Many of the criminal groups running skimming and credit card fraud operations in the U.S. come from Eastern Europe and the former Soviet Union, including Bulgaria, Romania, Russia, Armenia and Georgia, said Joseph Gillespie, an FBI unit chief, who was part of the four-man panel.

“They have excelled at this. It is becoming a major thing in my unit, and they are the ones that are pretty much the best at it,” he told attendees.

The criminal gangs move from city to city to avoid detection, said Gillespie. Their major targets are the Southwest, including Los Angeles, Phoenix and Las Vegas; New York, Miami and Chicago, Gillepsie and Grace said.

The gangs generally use counterfeit cards from foreign banks and use them on weekends when banks are closed.

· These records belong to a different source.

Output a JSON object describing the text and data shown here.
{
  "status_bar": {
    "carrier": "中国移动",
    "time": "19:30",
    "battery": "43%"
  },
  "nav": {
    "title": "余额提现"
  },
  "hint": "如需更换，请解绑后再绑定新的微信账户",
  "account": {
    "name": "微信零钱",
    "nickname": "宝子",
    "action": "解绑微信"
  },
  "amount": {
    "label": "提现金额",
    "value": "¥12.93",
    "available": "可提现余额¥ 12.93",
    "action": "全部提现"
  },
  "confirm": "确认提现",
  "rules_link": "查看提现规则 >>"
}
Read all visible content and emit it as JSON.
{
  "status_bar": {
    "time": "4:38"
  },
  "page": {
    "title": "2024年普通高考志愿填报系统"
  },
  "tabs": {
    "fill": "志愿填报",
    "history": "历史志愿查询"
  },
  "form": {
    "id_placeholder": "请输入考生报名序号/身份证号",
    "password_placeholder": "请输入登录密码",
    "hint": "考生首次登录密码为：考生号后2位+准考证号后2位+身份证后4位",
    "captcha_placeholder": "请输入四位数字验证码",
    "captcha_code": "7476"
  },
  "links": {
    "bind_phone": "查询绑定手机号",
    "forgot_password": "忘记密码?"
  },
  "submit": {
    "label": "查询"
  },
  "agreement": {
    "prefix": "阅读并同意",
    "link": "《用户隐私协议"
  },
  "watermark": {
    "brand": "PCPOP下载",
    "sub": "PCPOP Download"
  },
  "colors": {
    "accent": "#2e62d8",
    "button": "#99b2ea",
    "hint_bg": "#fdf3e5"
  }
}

Some banks may authorize a transaction, initially deducting just a $1 from a $5,000 or $10,000 credit line.

That enables the gangs to charge $100,000 on such cards over a weekend. The gangs know which stores to target and when to target them, Grace said.

Fake chips

Even if all point-of-sales stopped accepting the old magnetic stripe technology, it would not solve the card fraud problem.

Criminals have learned to steal chip data, said Grace, something previously thought impossible.

Banks don’t believe him, he told the audience.

Banks had been liable for credit card fraud when the magnetic stripe was in use. Thus, banks had a team of investigators that would work with local police, said Grace.

Once cards moved to the chip, retailers became responsible for covering fraud, and banks downsized their fraud investigative teams, he told the audience.